The next evening (I was too stunned to do anything the first night), I spent a couple of hours revisiting the past in a meditative state, where I allowed myself to ‘relive’ the six year old’s experience, only this time with myself as nurturing witness. I reassured myself that as an adult now, I could always choose if I didn’t want to dive, and that with practice, I would get stronger and more confident.

Looking forward to diving off the back of our boat

Now I have a whopping seven dives under my belt, I have had just enough experience to realise that every dive is different. I’m happy to report that the last couple of dives I’ve been on have been thoroughly enjoyable and I absolutely love discovering the amazing underwater vistas that open up each time. My confidence in my partner (and my abilities) is growing stronger, I know that I can float in my better fitting BCD and did I tell you before that I absolutely love my mask!!! I’m actually very much looking forward to our scuba diving experiences off the back of our boat, and feel confident that with more dives, and dive debriefs, I’ll one day be diving like a pro.

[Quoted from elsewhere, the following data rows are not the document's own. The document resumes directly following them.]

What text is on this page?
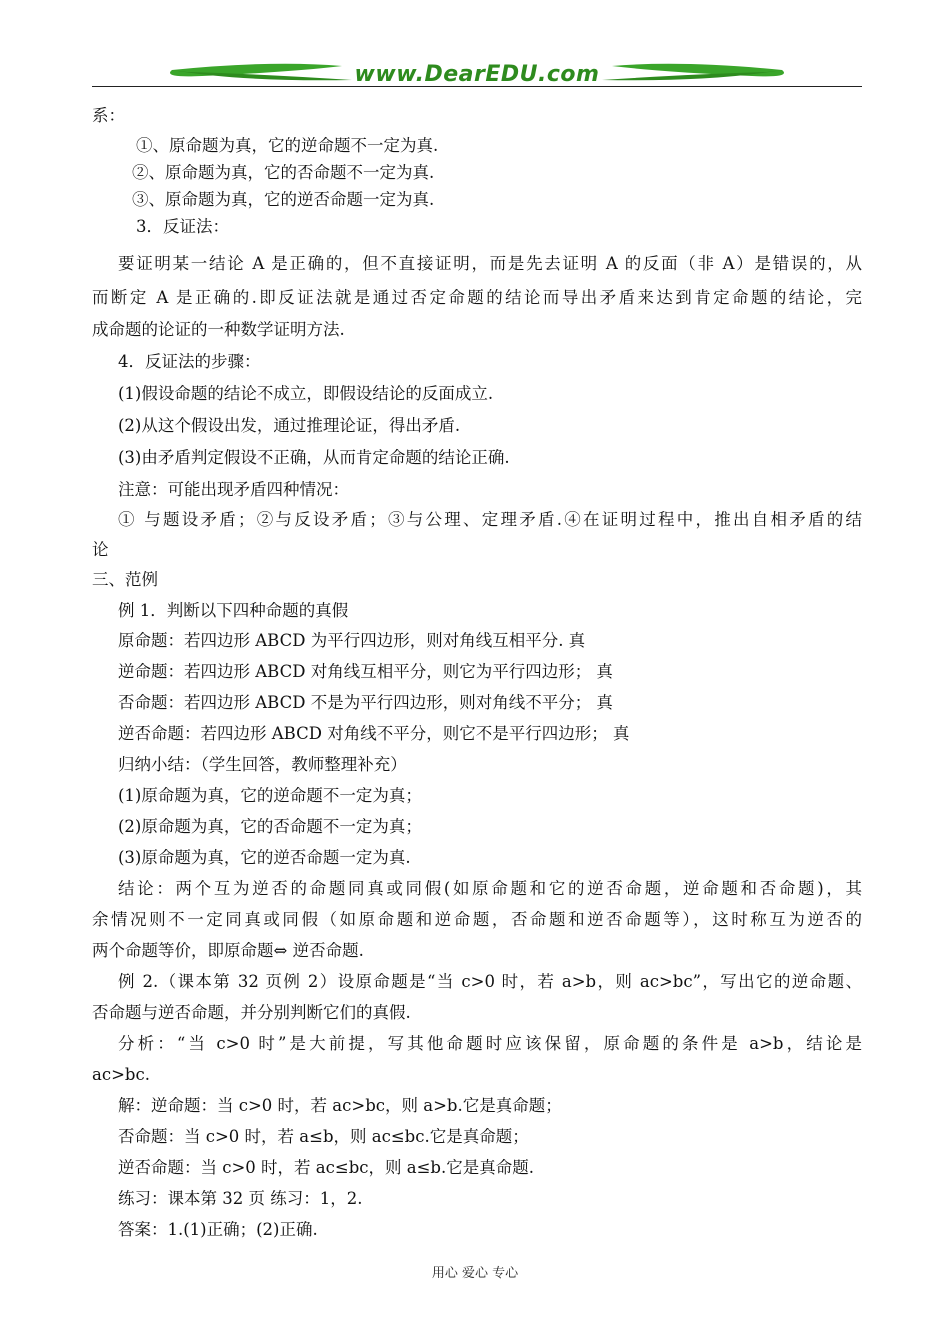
www.DearEDU.com
系：
①、原命题为真，它的逆命题不一定为真.
②、原命题为真，它的否命题不一定为真.
③、原命题为真，它的逆否命题一定为真.
3．反证法：
要证明某一结论 A 是正确的，但不直接证明，而是先去证明 A 的反面（非 A）是错误的，从
而断定 A 是正确的.即反证法就是通过否定命题的结论而导出矛盾来达到肯定命题的结论，完
成命题的论证的一种数学证明方法.
4．反证法的步骤：
(1)假设命题的结论不成立，即假设结论的反面成立.
(2)从这个假设出发，通过推理论证，得出矛盾.
(3)由矛盾判定假设不正确，从而肯定命题的结论正确.
注意：可能出现矛盾四种情况：
① 与题设矛盾；②与反设矛盾；③与公理、定理矛盾.④在证明过程中，推出自相矛盾的结
论
三、范例
例 1．判断以下四种命题的真假
原命题：若四边形 ABCD 为平行四边形，则对角线互相平分. 真
逆命题：若四边形 ABCD 对角线互相平分，则它为平行四边形； 真
否命题：若四边形 ABCD 不是为平行四边形，则对角线不平分； 真
逆否命题：若四边形 ABCD 对角线不平分，则它不是平行四边形； 真
归纳小结：（学生回答，教师整理补充）
(1)原命题为真，它的逆命题不一定为真；
(2)原命题为真，它的否命题不一定为真；
(3)原命题为真，它的逆否命题一定为真.
结论：两个互为逆否的命题同真或同假(如原命题和它的逆否命题，逆命题和否命题)，其
余情况则不一定同真或同假（如原命题和逆命题，否命题和逆否命题等），这时称互为逆否的
两个命题等价，即原命题⇔ 逆否命题.
例 2.（课本第 32 页例 2）设原命题是“当 c>0 时，若 a>b，则 ac>bc”，写出它的逆命题、
否命题与逆否命题，并分别判断它们的真假.
分析：“当 c>0 时”是大前提，写其他命题时应该保留，原命题的条件是 a>b，结论是
ac>bc.
解：逆命题：当 c>0 时，若 ac>bc，则 a>b.它是真命题；
否命题：当 c>0 时，若 a≤b，则 ac≤bc.它是真命题；
逆否命题：当 c>0 时，若 ac≤bc，则 a≤b.它是真命题.
练习：课本第 32 页 练习：1，2.
答案：1.(1)正确；(2)正确.
用心 爱心 专心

I've passed! What a relief!

I cannot however, finish this blog post without a massive thank you to my awesome instructor Ian and his amazingly patient assistants Barry and Gordon, who witnessed my moments of terror without judgement and who stayed calmly present with me so I could find my own resolve to remain in the ocean rather than return to the shore. For I know if I’d left the water at any time during those panic attacks, I never would have returned and my adventures with Baz would not be as half as rewarding as they will be now I have become a certified open water diver.

Thank you Ian, Barry and Gordon.

One thing I have noticed is that since overcoming my fears that weekend, I have jumped more quickly to action where previously I may have allowed doubt to assuage me. So that experience has had some valuable knock on effects.